La bonne blague. Dès le départ, il y avait comme une erreur de casting : on n’engage pas Bécassine pour jouer dans un porno, ou Bukowski pour tourner une pub Evian. Nous, réguliers, assidus ? On aurait dû le savoir : ça pouvait pas le faire. Y avait maldonne. Et le lancinant « tic-tac, tic-tac, tic-tac » de la mécanique horlogère s’est vite transformé en une très irrégulière sarabande : dates de sortie fluctuantes (on n’est pas à quinze jours près...) et placement en kiosques erratiques (non, sérieux, tu sais où on peut le trouver, le canard ?) sont devenus notre pain quotidien. Et le lecteur, alors ? Il s’est débrouillé, en bon Mac-Gyver des kiosques. Nous lire à date régulière était une gageure, une sorte de défi aux lois de la physique : vous êtes nombreux à l’avoir relevé. On en reste babas.
Depuis deux ans, tout juste, cela fonctionne ainsi. Cahin-caha. Vous acceptez nos imperfections, nos retards, nos silences, sans mugir, meugler ou protester. On met un ou deux mois à répondre à vos mails ? Vous patientez. On prend quinze jours de plus pour façonner un numéro ? Vous patientez aussi. On accumule le retard dans les envois aux abonnés ? Vous patientez toujours. Yep, des lecteurs d’élite. Pour un peu, on vous embrasserait, tant vous excellez à vous montrer magnanimes.

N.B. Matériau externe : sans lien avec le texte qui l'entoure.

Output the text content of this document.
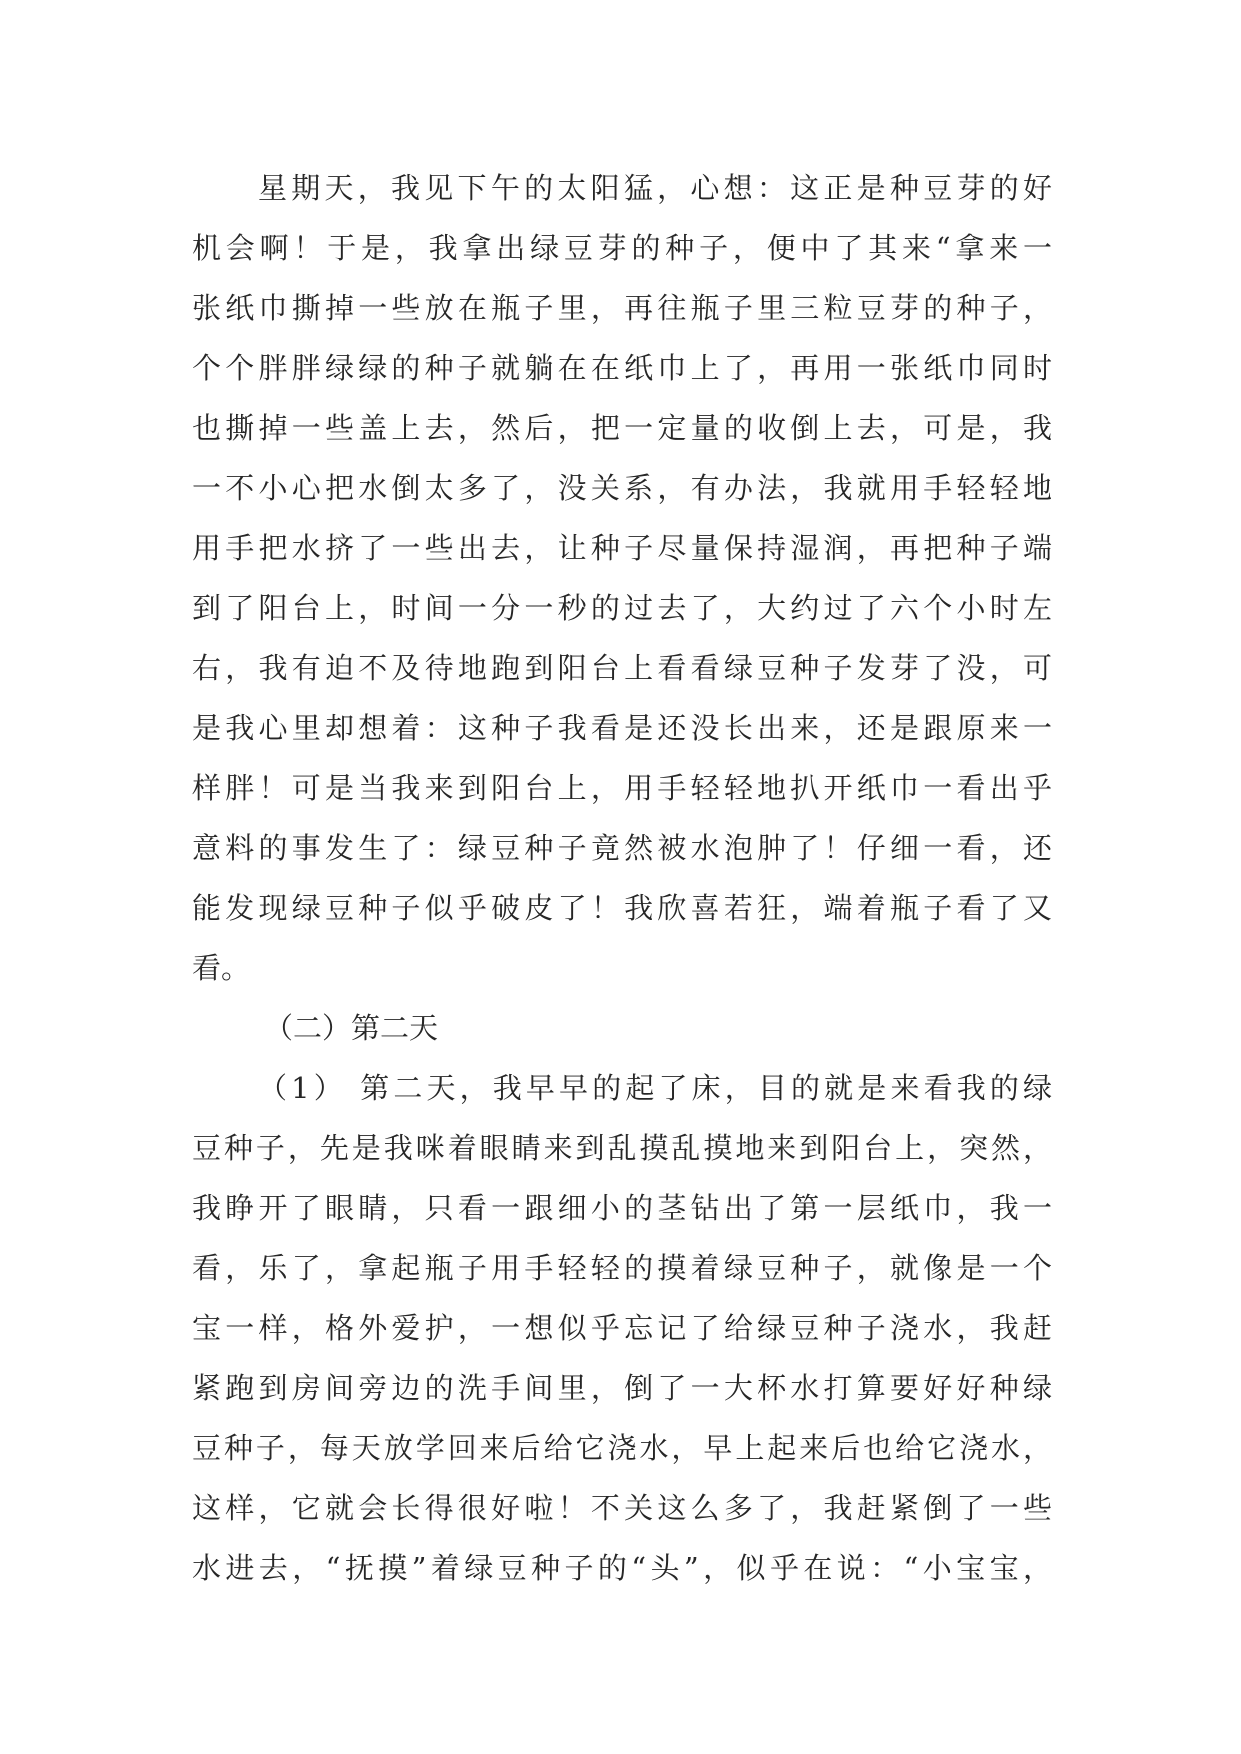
星期天，我见下午的太阳猛，心想：这正是种豆芽的好
机会啊！于是，我拿出绿豆芽的种子，便中了其来“拿来一
张纸巾撕掉一些放在瓶子里，再往瓶子里三粒豆芽的种子，
个个胖胖绿绿的种子就躺在在纸巾上了，再用一张纸巾同时
也撕掉一些盖上去，然后，把一定量的收倒上去，可是，我
一不小心把水倒太多了，没关系，有办法，我就用手轻轻地
用手把水挤了一些出去，让种子尽量保持湿润，再把种子端
到了阳台上，时间一分一秒的过去了，大约过了六个小时左
右，我有迫不及待地跑到阳台上看看绿豆种子发芽了没，可
是我心里却想着：这种子我看是还没长出来，还是跟原来一
样胖！可是当我来到阳台上，用手轻轻地扒开纸巾一看出乎
意料的事发生了：绿豆种子竟然被水泡肿了！仔细一看，还
能发现绿豆种子似乎破皮了！我欣喜若狂，端着瓶子看了又
看。
（二）第二天
（1） 第二天，我早早的起了床，目的就是来看我的绿
豆种子，先是我咪着眼睛来到乱摸乱摸地来到阳台上，突然，
我睁开了眼睛，只看一跟细小的茎钻出了第一层纸巾，我一
看，乐了，拿起瓶子用手轻轻的摸着绿豆种子，就像是一个
宝一样，格外爱护，一想似乎忘记了给绿豆种子浇水，我赶
紧跑到房间旁边的洗手间里，倒了一大杯水打算要好好种绿
豆种子，每天放学回来后给它浇水，早上起来后也给它浇水，
这样，它就会长得很好啦！不关这么多了，我赶紧倒了一些
水进去，“抚摸”着绿豆种子的“头”，似乎在说：“小宝宝，
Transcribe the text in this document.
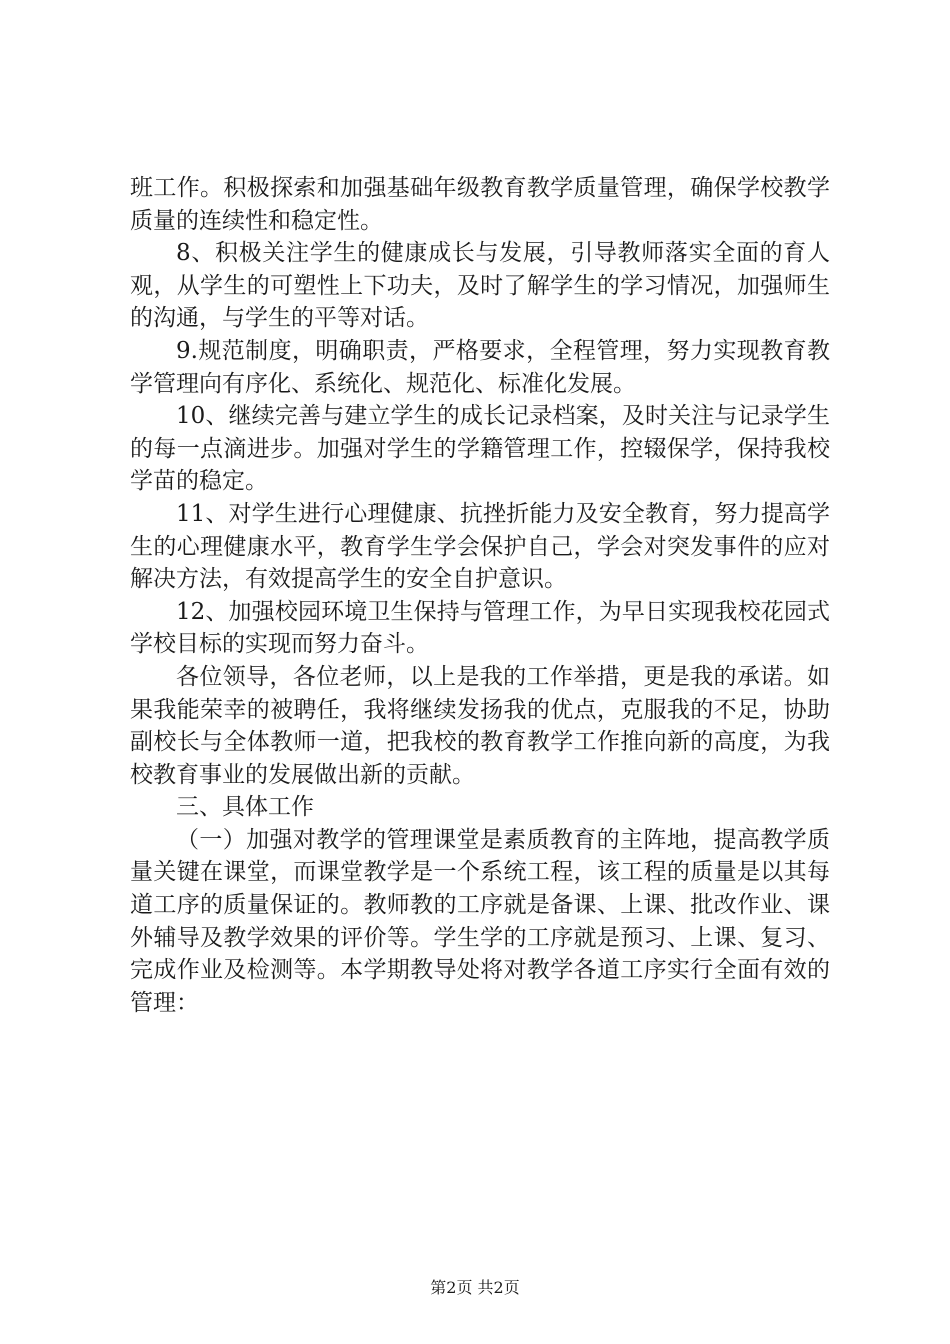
班工作。积极探索和加强基础年级教育教学质量管理，确保学校教学质量的连续性和稳定性。

8、积极关注学生的健康成长与发展，引导教师落实全面的育人观，从学生的可塑性上下功夫，及时了解学生的学习情况，加强师生的沟通，与学生的平等对话。

9.规范制度，明确职责，严格要求，全程管理，努力实现教育教学管理向有序化、系统化、规范化、标准化发展。

10、继续完善与建立学生的成长记录档案，及时关注与记录学生的每一点滴进步。加强对学生的学籍管理工作，控辍保学，保持我校学苗的稳定。

11、对学生进行心理健康、抗挫折能力及安全教育，努力提高学生的心理健康水平，教育学生学会保护自己，学会对突发事件的应对解决方法，有效提高学生的安全自护意识。

12、加强校园环境卫生保持与管理工作，为早日实现我校花园式学校目标的实现而努力奋斗。

各位领导，各位老师，以上是我的工作举措，更是我的承诺。如果我能荣幸的被聘任，我将继续发扬我的优点，克服我的不足，协助副校长与全体教师一道，把我校的教育教学工作推向新的高度，为我校教育事业的发展做出新的贡献。

三、具体工作

（一）加强对教学的管理课堂是素质教育的主阵地，提高教学质量关键在课堂，而课堂教学是一个系统工程，该工程的质量是以其每道工序的质量保证的。教师教的工序就是备课、上课、批改作业、课外辅导及教学效果的评价等。学生学的工序就是预习、上课、复习、完成作业及检测等。本学期教导处将对教学各道工序实行全面有效的管理：

第2页 共2页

Mais là , on a fait fort. Très fort. Pas de nouvelles depuis plusieurs mois – rien, nada. Une pause estivale qui se prolonge inconsidérément. Un onzième numéro qui se la joue arlésienne. Pas le moindre petit mail envoyé aux abonnés pour les tenir au courant. Et pas – non plus - le moindre billet publié sur le site pour informer notre valeureux et méritoire lectorat. Bref, un journal au point mort, à défaut de l’être réellement. Un peu comme ces potes qui ne répondent plus au téléphone depuis cinq ans et dont on ignore totalement ce qui a pu leur arriver : « Au fait, il devient quoi, Jean-René ? J’espère qu’il n’est pas mort, l’animal... »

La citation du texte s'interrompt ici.